For older children who want to learn more about the event, show them Jim Murphy’s Truce: The Day the Soldiers Stopped Fighting (Scholastic, 2009). Murphy gives an accessible overview of WWI and focuses on how peace was briefly restored when troops defied orders and met their enemies in the barren land between the trenches. Archival photographs, maps, and artwork help children understand the events.

A Time for Peace

Share the beauty of this frosty season with peaceful stories meant to be shared aloud.

Climo, Shirley. Cobweb Christmas: The Tradition of Tinsel. Illus. by Jane Manning. HarperCollins, 2001. Ages 6-9. Charming story of a kind old lady who gets to experience a little Christmas magic, thanks to some spiders. Manning’s bright illustrations provide interesting perspectives and a warm spirit.

Cunningham, Julia. The Stable Rat and Other Christmas Poems. Illus. by Anita Lobel.

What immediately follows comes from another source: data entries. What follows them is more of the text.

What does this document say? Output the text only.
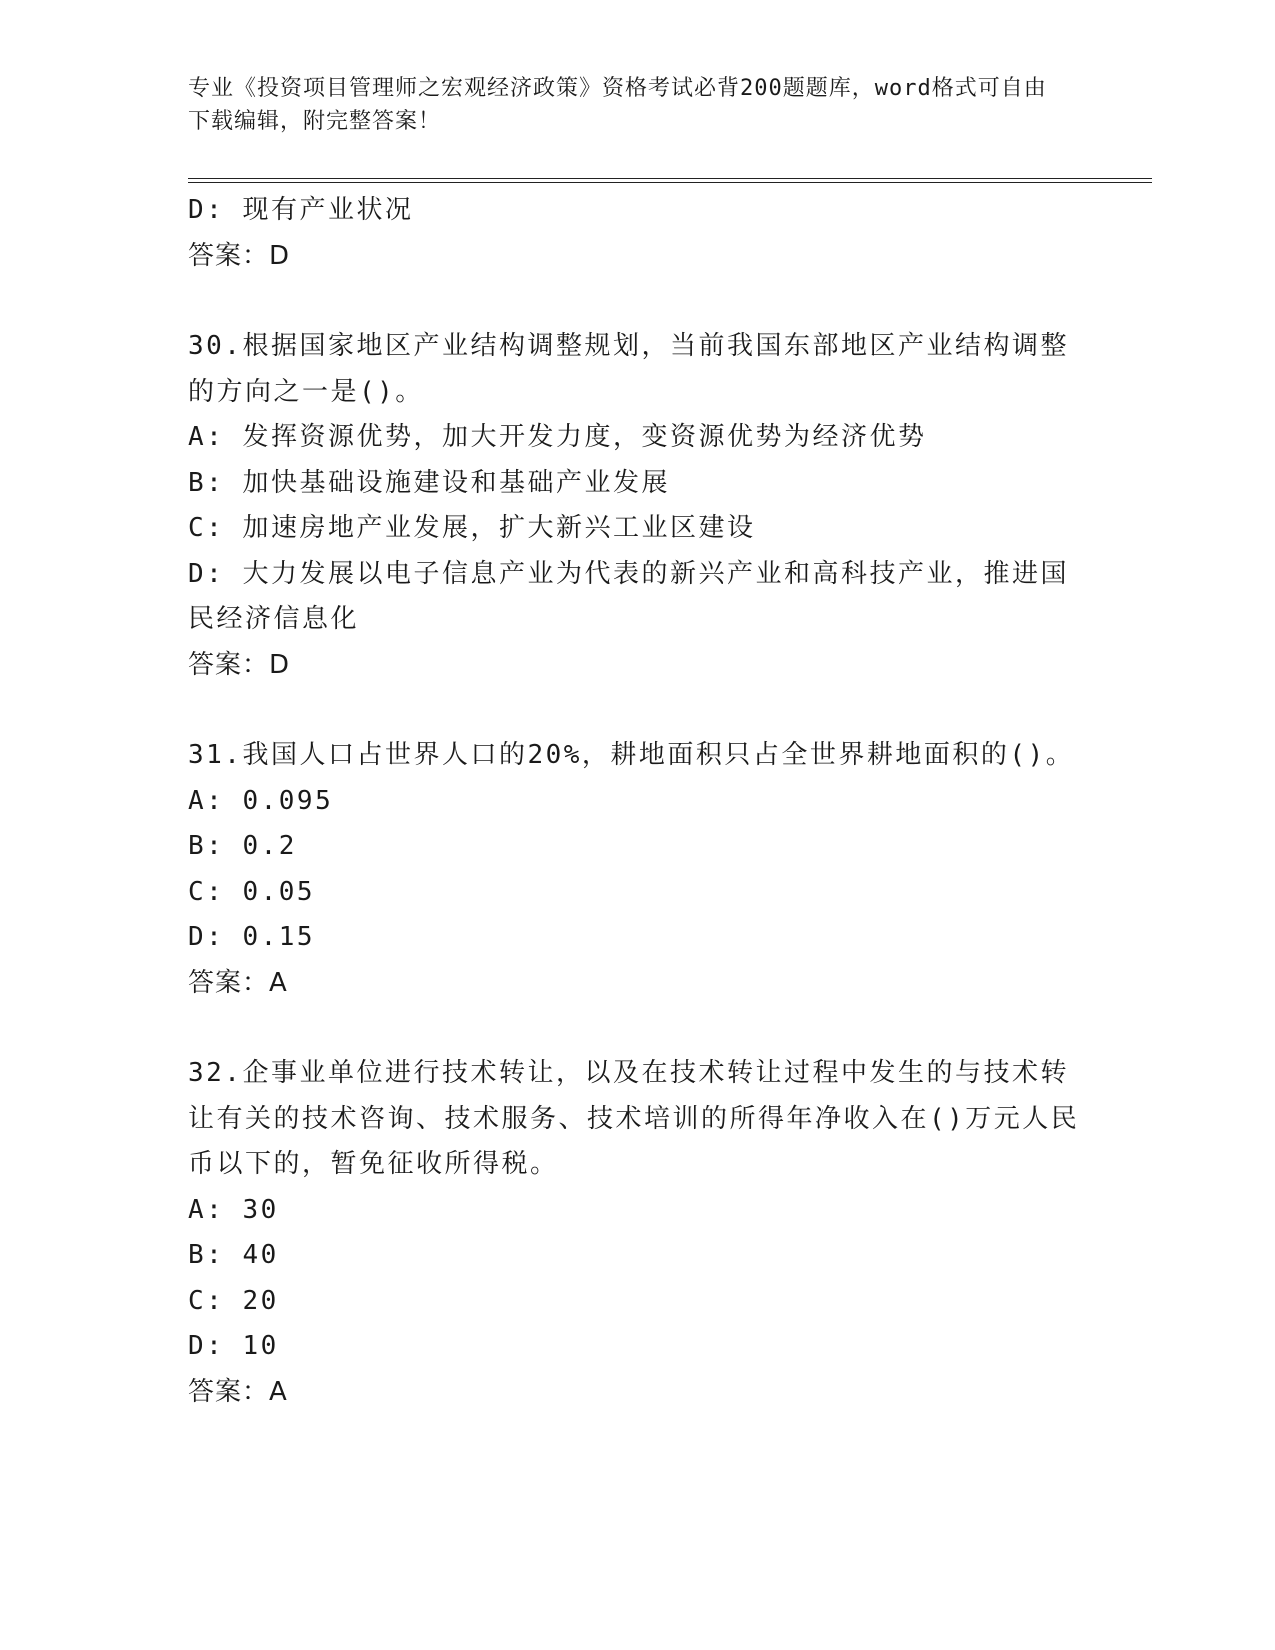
专业《投资项目管理师之宏观经济政策》资格考试必背200题题库，word格式可自由下载编辑，附完整答案！
D: 现有产业状况
答案：D
30.根据国家地区产业结构调整规划，当前我国东部地区产业结构调整的方向之一是()。
A: 发挥资源优势，加大开发力度，变资源优势为经济优势
B: 加快基础设施建设和基础产业发展
C: 加速房地产业发展，扩大新兴工业区建设
D: 大力发展以电子信息产业为代表的新兴产业和高科技产业，推进国民经济信息化
答案：D
31.我国人口占世界人口的20%，耕地面积只占全世界耕地面积的()。
A: 0.095
B: 0.2
C: 0.05
D: 0.15
答案：A
32.企事业单位进行技术转让，以及在技术转让过程中发生的与技术转让有关的技术咨询、技术服务、技术培训的所得年净收入在()万元人民币以下的，暂免征收所得税。
A: 30
B: 40
C: 20
D: 10
答案：A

Greenwillow, 2001. Cunningham’s original poems explore the Nativity from the perspective of the animals that gathered there. Lobel’s lovely paintings capture the mystery of the season.

Daly, Niki. What’s Cooking, Jamala? Farrar, 2001. You can’t eat friends! That’s why Jamala decides to save her chicken from going into the pot for the Christmas meal. This delightful Yuletide tale features the same lively South African township characters that populate Daly’s previous Jamala stories.

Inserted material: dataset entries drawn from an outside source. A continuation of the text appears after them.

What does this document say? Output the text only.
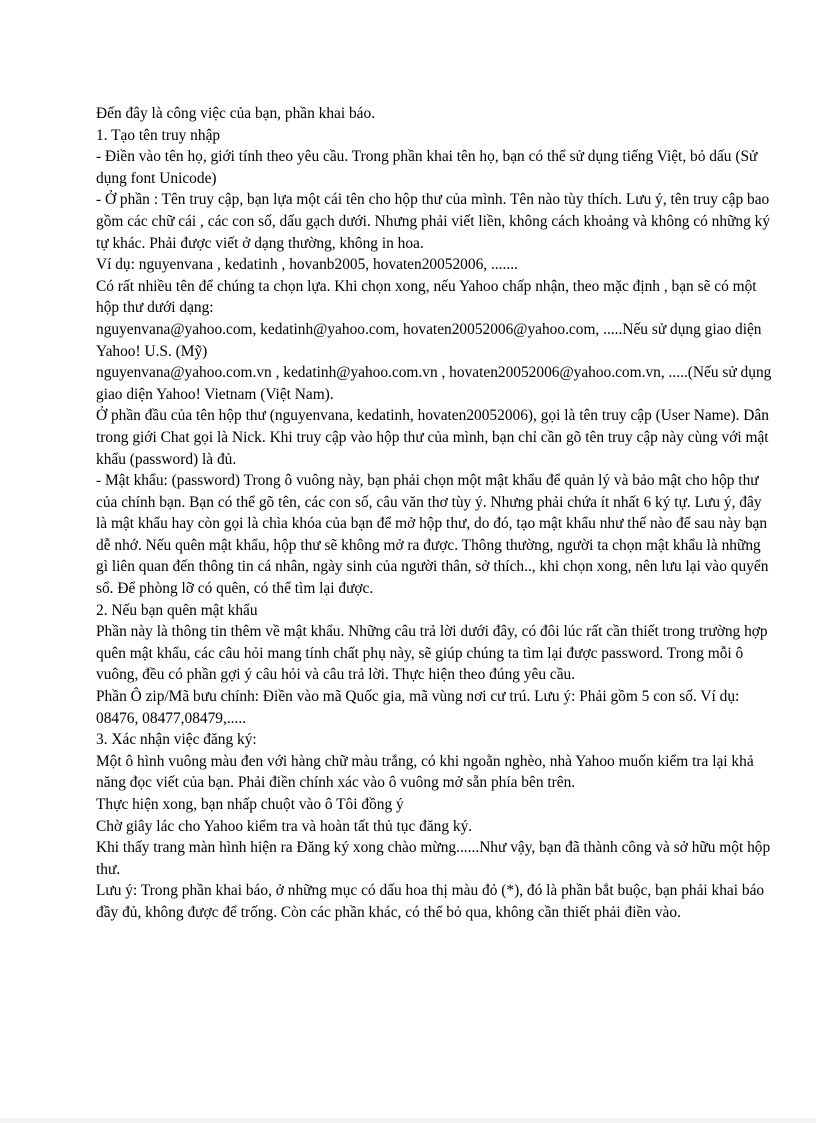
Đến đây là công việc của bạn, phần khai báo.

1. Tạo tên truy nhập

- Điền vào tên họ, giới tính theo yêu cầu. Trong phần khai tên họ, bạn có thể sử dụng tiếng Việt, bỏ dấu (Sử dụng font Unicode)

- Ở phần : Tên truy cập, bạn lựa một cái tên cho hộp thư của mình. Tên nào tùy thích. Lưu ý, tên truy cập bao gồm các chữ cái , các con số, dấu gạch dưới. Nhưng phải viết liền, không cách khoảng và không có những ký tự khác. Phải được viết ở dạng thường, không in hoa.

Ví dụ: nguyenvana , kedatinh , hovanb2005, hovaten20052006, .......

Có rất nhiều tên để chúng ta chọn lựa. Khi chọn xong, nếu Yahoo chấp nhận, theo mặc định , bạn sẽ có một hộp thư dưới dạng:

nguyenvana@yahoo.com, kedatinh@yahoo.com, hovaten20052006@yahoo.com, .....Nếu sử dụng giao diện Yahoo! U.S. (Mỹ)

nguyenvana@yahoo.com.vn , kedatinh@yahoo.com.vn , hovaten20052006@yahoo.com.vn, .....(Nếu sử dụng giao diện Yahoo! Vietnam (Việt Nam).

Ở phần đầu của tên hộp thư (nguyenvana, kedatinh, hovaten20052006), gọi là tên truy cập (User Name). Dân trong giới Chat gọi là Nick. Khi truy cập vào hộp thư của mình, bạn chỉ cần gõ tên truy cập này cùng với mật khẩu (password) là đủ.

- Mật khẩu: (password) Trong ô vuông này, bạn phải chọn một mật khẩu để quản lý và bảo mật cho hộp thư của chính bạn. Bạn có thể gõ tên, các con số, câu văn thơ tùy ý. Nhưng phải chứa ít nhất 6 ký tự. Lưu ý, đây là mật khẩu hay còn gọi là chìa khóa của bạn để mở hộp thư, do đó, tạo mật khẩu như thế nào để sau này bạn dễ nhớ. Nếu quên mật khẩu, hộp thư sẽ không mở ra được. Thông thường, người ta chọn mật khẩu là những gì liên quan đến thông tin cá nhân, ngày sinh của người thân, sở thích.., khi chọn xong, nên lưu lại vào quyển sổ. Để phòng lỡ có quên, có thể tìm lại được.

2. Nếu bạn quên mật khẩu

Phần này là thông tin thêm về mật khẩu. Những câu trả lời dưới đây, có đôi lúc rất cần thiết trong trường hợp quên mật khẩu, các câu hỏi mang tính chất phụ này, sẽ giúp chúng ta tìm lại được password. Trong mỗi ô vuông, đều có phần gợi ý câu hỏi và câu trả lời. Thực hiện theo đúng yêu cầu.

Phần Ô zip/Mã bưu chính: Điền vào mã Quốc gia, mã vùng nơi cư trú. Lưu ý: Phải gồm 5 con số. Ví dụ: 08476, 08477,08479,.....

3. Xác nhận việc đăng ký:

Một ô hình vuông màu đen với hàng chữ màu trắng, có khi ngoằn nghèo, nhà Yahoo muốn kiểm tra lại khả năng đọc viết của bạn. Phải điền chính xác vào ô vuông mở sẵn phía bên trên.

Thực hiện xong, bạn nhấp chuột vào ô Tôi đồng ý

Chờ giây lác cho Yahoo kiểm tra và hoàn tất thủ tục đăng ký.

Khi thấy trang màn hình hiện ra Đăng ký xong chào mừng......Như vậy, bạn đã thành công và sở hữu một hộp thư.

Lưu ý: Trong phần khai báo, ở những mục có dấu hoa thị màu đỏ (*), đó là phần bắt buộc, bạn phải khai báo đầy đủ, không được để trống. Còn các phần khác, có thể bỏ qua, không cần thiết phải điền vào.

dePaola, Tomie. The Legend of Old Befana. Voyager, 1989.Why do Italian families exchange gifts on January 6, Epiphany? You’ll know after reading this spirited story of a grandmotherly woman who must “sweep, sweep, sweep” and misses out on seeing the Christ child.

DiCamillo, Kate. Great Joy. Illus. by Bagram Ibatoulline.  Candlewick, 2007. “Where do they go at night?” Frances wonders. Every day she sees an organ grinder and his monkey perform across the street from her home. In the midst of her preparations for her role in her church’s Christmas pageant, Frances decides to stay up late one night so she can see where the man and his monkey go. That’s when she discovers they live on the street. Wanting to help, she invites him to come see the pageant. Anxious during the presentation, she has trouble getting out her lines … until she sees him enter the church. Then she cries out “I bring you tidings of Great Joy!” DiCamillo’s sensitive story, set in WWII, balances optimism and realism and is enlarged by Ibatoulline’s magnificent acrylic gouache paintings.

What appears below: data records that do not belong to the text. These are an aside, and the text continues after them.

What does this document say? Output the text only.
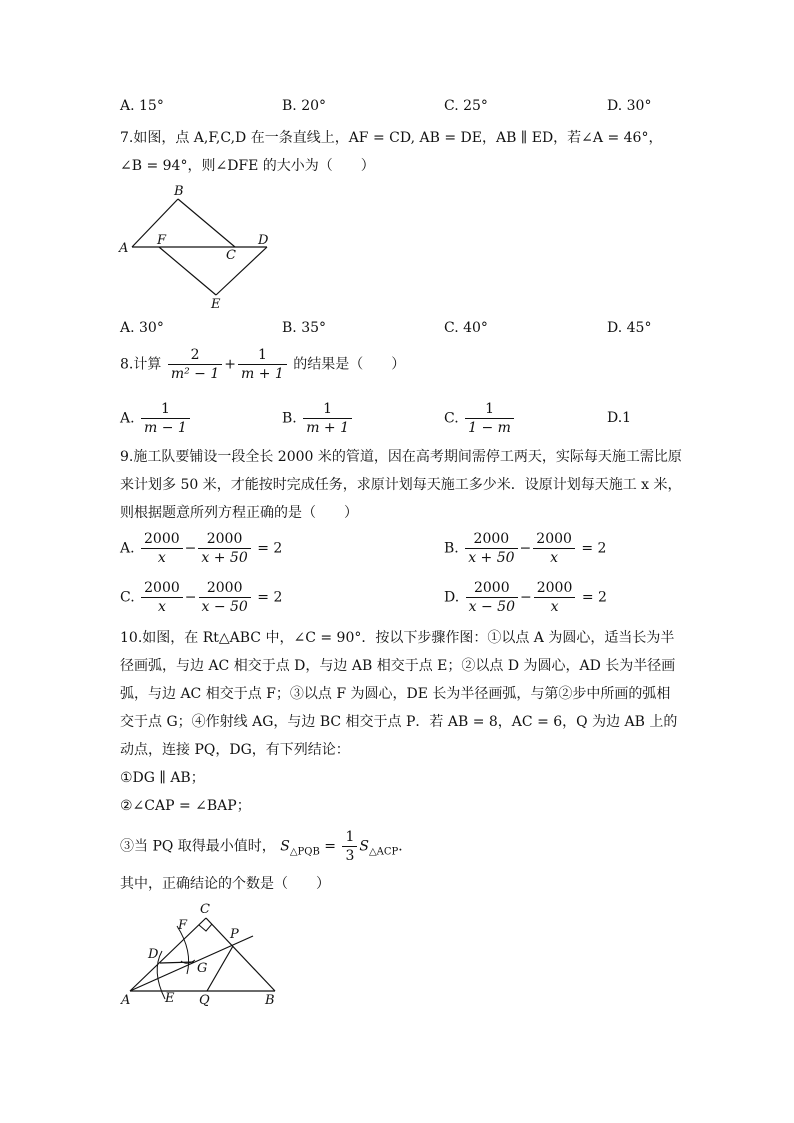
A. 15°	B. 20°	C. 25°	D. 30°
7.如图，点 A,F,C,D 在一条直线上，AF = CD, AB = DE，AB ∥ ED，若∠A = 46°，
∠B = 94°，则∠DFE 的大小为（　　）
B
A
F
C
D
E
A. 30°	B. 35°	C. 40°	D. 45°
8.计算 $\frac{2}{\text{m² − 1}} + \frac{1}{m + 1}$ 的结果是（　　）
A. $\frac{1}{m - 1}$	B. $\frac{1}{m + 1}$	C. $\frac{1}{1 - m}$	D.1
9.施工队要铺设一段全长 2000 米的管道，因在高考期间需停工两天，实际每天施工需比原
来计划多 50 米，才能按时完成任务，求原计划每天施工多少米．设原计划每天施工 x 米，
则根据题意所列方程正确的是（　　）
A. $\frac{2000}{x} - \frac{2000}{x + 50} = 2$	B. $\frac{2000}{x + 50} - \frac{2000}{x} = 2$
C. $\frac{2000}{x} - \frac{2000}{x - 50} = 2$	D. $\frac{2000}{x - 50} - \frac{2000}{x} = 2$
10.如图，在 Rt△ABC 中，∠C = 90°．按以下步骤作图：①以点 A 为圆心，适当长为半
径画弧，与边 AC 相交于点 D，与边 AB 相交于点 E；②以点 D 为圆心，AD 长为半径画
弧，与边 AC 相交于点 F；③以点 F 为圆心，DE 长为半径画弧，与第②步中所画的弧相
交于点 G；④作射线 AG，与边 BC 相交于点 P．若 AB = 8，AC = 6，Q 为边 AB 上的
动点，连接 PQ，DG，有下列结论：
①DG ∥ AB；
②∠CAP = ∠BAP；
③当 PQ 取得最小值时， $S_{\triangle PQB} = \frac{1}{3} S_{\triangle ACP}$．
其中，正确结论的个数是（　　）
C
F
P
D
G
A	E Q	B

Medearis, Angela Shelf. Seven Spools of Thread: A Kwanzaa Story. Albert Whitman, 2004. Engaging, original tale of seven bickering brothers in Ghana. When their father dies, his will says they must spin seven spools of thread into gold in one day — with no arguing. When the brothers start to work together, they combine their different-colored spools of thread to create beautiful multicolored cloth, the first their village has seen. They sell the Kente cloth to the king for gold. Along the way, the story weaves in the seven principles of Kwanzaa. Minter’s linoleum block-print illustrations evoke the vitality of African village life.

Potter, Beatrix. The Tailor of Gloucester. Warne. “No more twist!” Meet the mice who save the day for a kind old tailor living in the “time of swords and periwigs.”

Rawlinson, Julia. Fletcher and the Snowflake Christmas. Illus. by Tiphanie Beeke. Greenwillow, 2010. Here’s another lighthearted picture book by this talented duo, featuring the sweet fox Fletcher and his forest friends.

Rylant, Cynthia. Silver Packages: An Appalachian Christmas Story. Illus. by Chris K. Soenpiet. Scholastic, 2001. A special train rumbles through Appalachian coal-mine country, bringing gifts to the children. Will Frankie get the doctor’s kit he’s longing for?

Watson, Wendy. Holly’s Christmas Eve. HarperCollins, 2002. Children love this thrilling adventure featuring the lives of Christmas ornaments. The brave toys must find a way to rescue Holly’s arm after it is gobbled up by the monstrous vacuum cleaner.

Novels to Read Aloud

Don’t miss the wonderful Father Christmas scene in C.S. Lewis’s The Lion, the Witch, and the Wardrobe or, for something hilarious, join the horrid Herdmans in The Best Christmas Pageant Ever by Barbara Robinson. For girls ages 8 and older, consider the classic Little Women, in which the March family celebrates a special Christmas.